Dear friends,
Sometimes, I feel sad for people on the other side of the political divide. This happens when they expose the smallness of their vision, and of the circle that they draw around themselves.
Montana Governor Greg Gianforte got an appeal from his adult child, David, who is a nonbinary trans person. David, who had avoided public discussion of their gender identity, chose to speak out about anti-trans legislation.
Gianforte met with David in March to discuss SB 458 — which defines sex as binary — and SB 99, the bill to ban gender-affirming care that led to the vitriol directed at Representative Zooey Zephyr.
David had no illusions about the impact of their appeal. Greg offered some empty language about compassion and empathy. The governor’s response to David’s appeal came down to his standing in the Republican Party and his concerns for his career.
Poor Greg. He demonstrated to David and all the world that the bonds of care and affection for his own child and the many other trans people in his state — two of whom serve in the 100-member Montana House — are no match for his narrow ambition.
Kevin McCarthy — another figure defined by narrow ambition rather than principle — rallied Republicans behind a bill to raise the debt ceiling while cutting expenditures on health and climate, “imposing work requirements on social programs, and expanding mining and fossil fuel production.”
Heather Cox Richardson offered this analysis:
McCarthy was pleased to have passed his measure with not a single vote to spare, but it appears he got the vote because everyone knew it was dead on arrival at the Senate.
Is there a smaller man? Sadly, yes.
When the US Supreme Court finally agreed to allow Rodney Reed to demand DNA testing of crime scene evidence in order to identify the murderer in the case for which he is on death row in Texas, Justice Clarence Thomas was among those who dissented in Reed’s case.
Thomas was alone in insisting that
[t]he pending civil rights suit “is no barrier to the prompt execution of Reed’s lawful sentence,” he wrote. He suggested that Texas should move forward.
Imagine arguing for the death penalty in a 30-year-old case for which the state has likely already punished the wrong man. And yes, while this is beyond awful, I find myself sad for Clarence Thomas. I don’t know anyone that small and mean.
Thomas’s remarks may not be grounds for impeachment, but they are a sharp reminder that justice is the wrong title for Thomas.
Senator Ed Markey called this week for Clarence Thomas to step down, remarking that
Thomas “cannot judge right from wrong, so why should he be judging the countries most important cases on the highest court.”
Sign the petition to Congress to impeach Clarence Thomas. This quick action is from Move On.
I am feeling sad about our governor. I have worked to move her administration in the right direction on a range of issues. Her own narrowness caused her to sacrifice almost all of her agenda to rewrite the bail reforms of 2019.
Earlier this month, Assemblymember Latrice Walker said,
“It is cruel to say, ‘I will give you housing, but only in jail. I will treat your mental health, but only in jail. I will feed you, but only in jail.’ Pretrial incarceration is not the answer. I want public safety, but not at the expense of our civil rights.”
Walker has been on a hunger strike to resist rollbacks to bail reform, which will give judges wide latitude to lock people up.
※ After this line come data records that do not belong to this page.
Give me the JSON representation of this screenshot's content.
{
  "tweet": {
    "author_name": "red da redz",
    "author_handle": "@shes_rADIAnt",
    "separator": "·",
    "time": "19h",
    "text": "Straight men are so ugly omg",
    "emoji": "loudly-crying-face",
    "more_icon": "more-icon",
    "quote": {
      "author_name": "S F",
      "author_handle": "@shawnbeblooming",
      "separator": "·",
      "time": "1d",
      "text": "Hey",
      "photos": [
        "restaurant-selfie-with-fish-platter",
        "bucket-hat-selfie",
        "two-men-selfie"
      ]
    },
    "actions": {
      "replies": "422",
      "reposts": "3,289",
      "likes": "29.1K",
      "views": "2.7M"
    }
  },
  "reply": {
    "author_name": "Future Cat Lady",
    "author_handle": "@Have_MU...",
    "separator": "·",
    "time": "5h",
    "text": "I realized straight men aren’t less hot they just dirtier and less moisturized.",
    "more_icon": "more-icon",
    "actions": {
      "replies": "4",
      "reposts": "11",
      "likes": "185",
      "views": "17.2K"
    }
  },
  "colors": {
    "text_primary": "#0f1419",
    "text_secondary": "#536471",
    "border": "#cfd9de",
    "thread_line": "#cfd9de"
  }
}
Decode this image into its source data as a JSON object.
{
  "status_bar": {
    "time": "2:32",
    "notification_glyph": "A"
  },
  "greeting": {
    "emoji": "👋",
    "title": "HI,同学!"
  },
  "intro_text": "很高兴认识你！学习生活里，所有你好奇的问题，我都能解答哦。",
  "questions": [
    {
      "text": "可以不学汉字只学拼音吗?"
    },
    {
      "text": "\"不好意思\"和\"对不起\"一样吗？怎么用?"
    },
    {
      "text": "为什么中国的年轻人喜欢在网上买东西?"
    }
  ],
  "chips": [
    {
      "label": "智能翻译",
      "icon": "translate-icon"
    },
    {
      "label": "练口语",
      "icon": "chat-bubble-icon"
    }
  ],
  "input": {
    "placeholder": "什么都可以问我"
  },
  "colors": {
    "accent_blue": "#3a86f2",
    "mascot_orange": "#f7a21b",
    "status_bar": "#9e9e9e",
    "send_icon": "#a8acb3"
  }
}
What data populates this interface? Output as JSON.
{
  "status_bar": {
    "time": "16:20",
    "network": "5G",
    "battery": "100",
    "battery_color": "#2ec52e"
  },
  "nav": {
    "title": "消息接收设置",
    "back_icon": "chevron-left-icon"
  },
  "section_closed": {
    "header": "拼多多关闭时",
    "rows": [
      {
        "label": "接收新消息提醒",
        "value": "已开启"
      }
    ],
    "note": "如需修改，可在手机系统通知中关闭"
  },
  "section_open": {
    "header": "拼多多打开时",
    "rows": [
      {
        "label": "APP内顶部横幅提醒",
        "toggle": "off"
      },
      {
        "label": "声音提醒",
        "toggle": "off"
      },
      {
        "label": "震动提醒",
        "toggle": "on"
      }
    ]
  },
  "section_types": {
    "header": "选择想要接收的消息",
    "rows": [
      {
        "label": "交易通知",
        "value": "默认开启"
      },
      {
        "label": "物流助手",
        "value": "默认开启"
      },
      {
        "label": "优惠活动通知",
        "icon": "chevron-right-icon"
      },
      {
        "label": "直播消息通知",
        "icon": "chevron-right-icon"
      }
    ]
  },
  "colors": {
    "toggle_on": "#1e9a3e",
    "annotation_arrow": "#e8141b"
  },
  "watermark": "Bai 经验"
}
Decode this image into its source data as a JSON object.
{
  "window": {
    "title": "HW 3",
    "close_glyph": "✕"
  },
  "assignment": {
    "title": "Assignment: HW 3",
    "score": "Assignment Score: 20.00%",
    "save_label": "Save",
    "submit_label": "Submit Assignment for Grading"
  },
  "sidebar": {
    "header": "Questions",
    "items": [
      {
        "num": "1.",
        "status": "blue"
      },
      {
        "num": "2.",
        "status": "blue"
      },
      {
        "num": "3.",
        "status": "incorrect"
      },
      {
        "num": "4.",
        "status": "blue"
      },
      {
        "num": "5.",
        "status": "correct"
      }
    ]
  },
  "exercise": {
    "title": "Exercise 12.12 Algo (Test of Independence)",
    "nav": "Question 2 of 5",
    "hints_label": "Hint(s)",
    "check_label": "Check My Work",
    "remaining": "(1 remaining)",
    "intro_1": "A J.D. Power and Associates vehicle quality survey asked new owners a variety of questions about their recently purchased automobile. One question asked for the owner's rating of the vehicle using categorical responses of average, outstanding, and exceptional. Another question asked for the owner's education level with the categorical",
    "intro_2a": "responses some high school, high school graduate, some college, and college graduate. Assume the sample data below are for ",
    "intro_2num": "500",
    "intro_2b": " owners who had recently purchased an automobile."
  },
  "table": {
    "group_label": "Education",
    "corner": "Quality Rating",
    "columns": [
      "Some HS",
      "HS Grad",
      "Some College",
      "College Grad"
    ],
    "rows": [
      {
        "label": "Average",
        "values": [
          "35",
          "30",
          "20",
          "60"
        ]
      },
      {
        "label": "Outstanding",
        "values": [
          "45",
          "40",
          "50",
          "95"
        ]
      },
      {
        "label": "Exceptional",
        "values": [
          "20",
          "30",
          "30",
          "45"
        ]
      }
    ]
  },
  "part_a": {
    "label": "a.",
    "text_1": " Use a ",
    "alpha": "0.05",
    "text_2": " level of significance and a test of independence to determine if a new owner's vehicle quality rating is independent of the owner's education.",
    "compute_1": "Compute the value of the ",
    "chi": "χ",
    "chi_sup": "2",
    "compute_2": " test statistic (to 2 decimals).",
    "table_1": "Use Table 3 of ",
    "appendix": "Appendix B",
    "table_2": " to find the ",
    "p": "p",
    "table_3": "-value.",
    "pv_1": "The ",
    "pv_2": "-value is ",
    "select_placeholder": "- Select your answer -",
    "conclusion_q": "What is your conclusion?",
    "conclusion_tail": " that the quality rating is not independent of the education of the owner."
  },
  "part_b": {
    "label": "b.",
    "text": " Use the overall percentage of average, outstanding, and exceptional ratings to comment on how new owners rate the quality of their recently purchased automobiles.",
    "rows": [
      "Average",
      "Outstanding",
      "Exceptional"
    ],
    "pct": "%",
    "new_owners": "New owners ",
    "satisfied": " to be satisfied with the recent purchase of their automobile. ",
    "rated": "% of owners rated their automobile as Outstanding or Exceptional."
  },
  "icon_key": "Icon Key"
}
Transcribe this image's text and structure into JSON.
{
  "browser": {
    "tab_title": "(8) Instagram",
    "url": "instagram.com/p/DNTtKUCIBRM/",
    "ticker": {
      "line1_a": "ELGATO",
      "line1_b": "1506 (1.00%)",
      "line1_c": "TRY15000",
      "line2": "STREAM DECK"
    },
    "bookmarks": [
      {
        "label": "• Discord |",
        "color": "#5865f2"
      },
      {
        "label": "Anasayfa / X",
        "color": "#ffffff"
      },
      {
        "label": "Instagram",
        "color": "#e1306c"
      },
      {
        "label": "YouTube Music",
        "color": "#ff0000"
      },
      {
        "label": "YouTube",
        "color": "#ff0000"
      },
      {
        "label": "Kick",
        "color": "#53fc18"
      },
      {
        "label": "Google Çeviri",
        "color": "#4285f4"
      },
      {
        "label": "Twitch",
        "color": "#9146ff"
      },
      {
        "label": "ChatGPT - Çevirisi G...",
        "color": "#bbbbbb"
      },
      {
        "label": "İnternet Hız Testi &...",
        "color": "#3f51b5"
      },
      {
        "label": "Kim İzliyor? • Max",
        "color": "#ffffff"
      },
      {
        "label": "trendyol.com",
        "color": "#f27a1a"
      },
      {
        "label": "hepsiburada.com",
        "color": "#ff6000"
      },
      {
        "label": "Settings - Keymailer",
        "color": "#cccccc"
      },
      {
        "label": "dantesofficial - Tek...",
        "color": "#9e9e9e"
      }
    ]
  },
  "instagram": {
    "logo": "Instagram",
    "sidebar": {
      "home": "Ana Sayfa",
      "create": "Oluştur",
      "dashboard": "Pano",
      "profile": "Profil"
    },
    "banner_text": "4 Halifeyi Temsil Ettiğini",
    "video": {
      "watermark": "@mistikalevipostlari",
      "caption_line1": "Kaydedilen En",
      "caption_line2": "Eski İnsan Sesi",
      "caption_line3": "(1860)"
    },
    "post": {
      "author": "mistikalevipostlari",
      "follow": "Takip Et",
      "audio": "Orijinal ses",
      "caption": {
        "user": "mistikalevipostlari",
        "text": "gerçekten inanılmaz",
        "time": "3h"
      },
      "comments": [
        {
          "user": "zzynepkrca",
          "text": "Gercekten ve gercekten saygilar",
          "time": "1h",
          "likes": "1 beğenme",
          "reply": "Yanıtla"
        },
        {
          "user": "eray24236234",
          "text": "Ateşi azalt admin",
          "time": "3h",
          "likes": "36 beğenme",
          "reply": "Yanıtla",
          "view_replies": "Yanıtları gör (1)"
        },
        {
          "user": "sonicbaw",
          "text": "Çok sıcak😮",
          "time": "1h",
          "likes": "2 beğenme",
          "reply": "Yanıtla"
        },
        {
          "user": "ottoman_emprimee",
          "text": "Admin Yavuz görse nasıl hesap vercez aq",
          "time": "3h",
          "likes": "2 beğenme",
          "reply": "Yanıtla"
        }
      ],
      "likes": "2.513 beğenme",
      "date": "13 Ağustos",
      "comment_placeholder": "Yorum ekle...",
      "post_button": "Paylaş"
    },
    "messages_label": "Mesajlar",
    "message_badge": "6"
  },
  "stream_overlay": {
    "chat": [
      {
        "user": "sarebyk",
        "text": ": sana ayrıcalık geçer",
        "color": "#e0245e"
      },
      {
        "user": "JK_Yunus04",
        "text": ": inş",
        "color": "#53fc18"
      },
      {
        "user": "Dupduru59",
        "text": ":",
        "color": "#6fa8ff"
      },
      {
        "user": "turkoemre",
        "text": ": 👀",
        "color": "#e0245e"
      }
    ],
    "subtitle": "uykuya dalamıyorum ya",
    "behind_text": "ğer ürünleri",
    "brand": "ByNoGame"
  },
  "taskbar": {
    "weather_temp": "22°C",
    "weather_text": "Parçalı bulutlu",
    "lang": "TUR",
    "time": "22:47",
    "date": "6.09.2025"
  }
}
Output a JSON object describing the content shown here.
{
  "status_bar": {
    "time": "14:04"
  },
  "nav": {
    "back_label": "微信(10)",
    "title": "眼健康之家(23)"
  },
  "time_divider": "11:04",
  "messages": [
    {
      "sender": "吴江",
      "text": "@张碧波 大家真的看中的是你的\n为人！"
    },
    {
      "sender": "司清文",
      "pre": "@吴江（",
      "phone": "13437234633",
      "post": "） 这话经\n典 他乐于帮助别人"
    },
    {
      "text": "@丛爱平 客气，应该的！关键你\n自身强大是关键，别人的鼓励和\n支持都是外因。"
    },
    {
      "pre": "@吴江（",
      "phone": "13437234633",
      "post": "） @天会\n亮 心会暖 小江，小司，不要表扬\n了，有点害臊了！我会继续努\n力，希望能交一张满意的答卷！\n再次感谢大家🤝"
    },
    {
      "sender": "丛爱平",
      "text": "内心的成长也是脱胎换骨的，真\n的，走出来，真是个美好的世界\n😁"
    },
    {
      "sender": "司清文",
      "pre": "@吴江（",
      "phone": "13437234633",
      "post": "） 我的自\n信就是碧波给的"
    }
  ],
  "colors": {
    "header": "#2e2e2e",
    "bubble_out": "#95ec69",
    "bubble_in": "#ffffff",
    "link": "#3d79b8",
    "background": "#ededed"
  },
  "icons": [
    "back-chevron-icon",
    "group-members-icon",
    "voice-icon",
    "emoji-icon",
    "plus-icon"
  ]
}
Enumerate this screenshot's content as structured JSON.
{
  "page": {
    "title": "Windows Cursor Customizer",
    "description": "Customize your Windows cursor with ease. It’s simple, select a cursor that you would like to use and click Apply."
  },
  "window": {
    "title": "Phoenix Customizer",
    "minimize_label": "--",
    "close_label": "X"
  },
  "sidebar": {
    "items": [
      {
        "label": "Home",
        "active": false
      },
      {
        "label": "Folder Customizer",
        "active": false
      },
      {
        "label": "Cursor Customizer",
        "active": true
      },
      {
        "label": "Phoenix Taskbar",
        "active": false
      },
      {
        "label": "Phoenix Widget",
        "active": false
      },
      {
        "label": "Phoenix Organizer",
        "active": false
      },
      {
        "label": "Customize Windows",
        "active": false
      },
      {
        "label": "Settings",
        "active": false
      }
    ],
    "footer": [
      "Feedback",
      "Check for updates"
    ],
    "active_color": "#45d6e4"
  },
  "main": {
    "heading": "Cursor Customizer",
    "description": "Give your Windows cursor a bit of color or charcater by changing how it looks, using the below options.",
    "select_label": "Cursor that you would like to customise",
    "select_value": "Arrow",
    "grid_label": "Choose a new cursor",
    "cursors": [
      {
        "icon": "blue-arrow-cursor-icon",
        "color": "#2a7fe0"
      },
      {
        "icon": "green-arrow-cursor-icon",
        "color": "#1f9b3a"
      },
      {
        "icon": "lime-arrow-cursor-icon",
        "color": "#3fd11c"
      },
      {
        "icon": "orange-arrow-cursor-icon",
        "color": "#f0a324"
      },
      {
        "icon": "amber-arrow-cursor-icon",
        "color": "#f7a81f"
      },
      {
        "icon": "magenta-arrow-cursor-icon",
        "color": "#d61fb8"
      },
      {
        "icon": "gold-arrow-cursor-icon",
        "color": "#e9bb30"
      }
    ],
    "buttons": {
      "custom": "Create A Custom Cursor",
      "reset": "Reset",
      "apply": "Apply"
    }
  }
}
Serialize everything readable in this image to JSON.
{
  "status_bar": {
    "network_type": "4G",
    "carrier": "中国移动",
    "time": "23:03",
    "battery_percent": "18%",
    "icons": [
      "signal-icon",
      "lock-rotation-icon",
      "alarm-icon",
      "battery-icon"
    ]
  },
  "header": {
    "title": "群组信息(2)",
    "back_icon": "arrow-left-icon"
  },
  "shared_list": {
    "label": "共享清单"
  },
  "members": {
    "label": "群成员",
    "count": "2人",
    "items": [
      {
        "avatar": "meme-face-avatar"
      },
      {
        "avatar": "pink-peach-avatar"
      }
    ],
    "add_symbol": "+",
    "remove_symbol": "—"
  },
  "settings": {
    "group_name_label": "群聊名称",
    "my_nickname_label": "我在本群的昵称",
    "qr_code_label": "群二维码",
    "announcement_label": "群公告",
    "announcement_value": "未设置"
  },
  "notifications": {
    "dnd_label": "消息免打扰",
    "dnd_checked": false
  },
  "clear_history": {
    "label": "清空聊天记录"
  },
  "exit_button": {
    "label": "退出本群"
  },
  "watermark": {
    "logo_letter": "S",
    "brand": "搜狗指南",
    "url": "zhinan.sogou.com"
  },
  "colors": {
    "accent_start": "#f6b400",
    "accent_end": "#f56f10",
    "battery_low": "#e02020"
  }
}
Along similar lines, Alabamans are standing up to protest the construction of a new prison in Elmore County. The site appears to have sinkholes, which means that funds to build it will literally go down a hole in the ground.
Some of the funding being used for the construction is supposed to be directed to community colleges. To follow Latrice Walker’s observation, Alabama will invest in education, but only for people who are locked up.
Sign this petition to stop construction of a prison using education funding. This quick action is from Alabama Students Against Prisons.
For her part, Governor Hochul set aside her commitment to affordable housing to ‘win’ on the question of bail reform. Her smallness stands in contrast to Walker’s moral courage.
When you go out into the woods and you look at trees, you see all these different trees. And some of them are bent, and some of them are straight, and some of them are evergreens, and some of them are whatever. And you look at the tree and you allow it. You see why it is the way it is. You sort of understand that it didn’t get enough light, and so it turned that way. And you don’t get all emotional about it. You just allow it. You appreciate the tree.
I am sad for all of us that Gianforte the elder, McCarthy, Thomas, and Hochul did not get enough light. I am sorry that all they can think of is protecting their phony-baloney jobs instead of doing them well.
It’s Friday and it’s Arbor Day. Walk among the trees and appreciate them, as they are. This helps with the sadness.
Plant trees to fight habitat loss so that birds don’t need cages in order to have homes.
Earlier this week, Garrett Bucks posted another beautiful piece. In it, he recalled a story about his time as a camp counselor
One week, my best friend Andy took a kid under his wing— a big middle-school-aged guy who had a tough home-life and who channeled his rage into walloping the hell out of other kids. Andy and our large angry camper had a bunch of after-school-special style hearts-to-hearts together (if after-school specials were directed by Noam Chomsky and bell hooks) and by the end of the week, the kid had a new mantra he was repeating: “Fight crap, not other people.”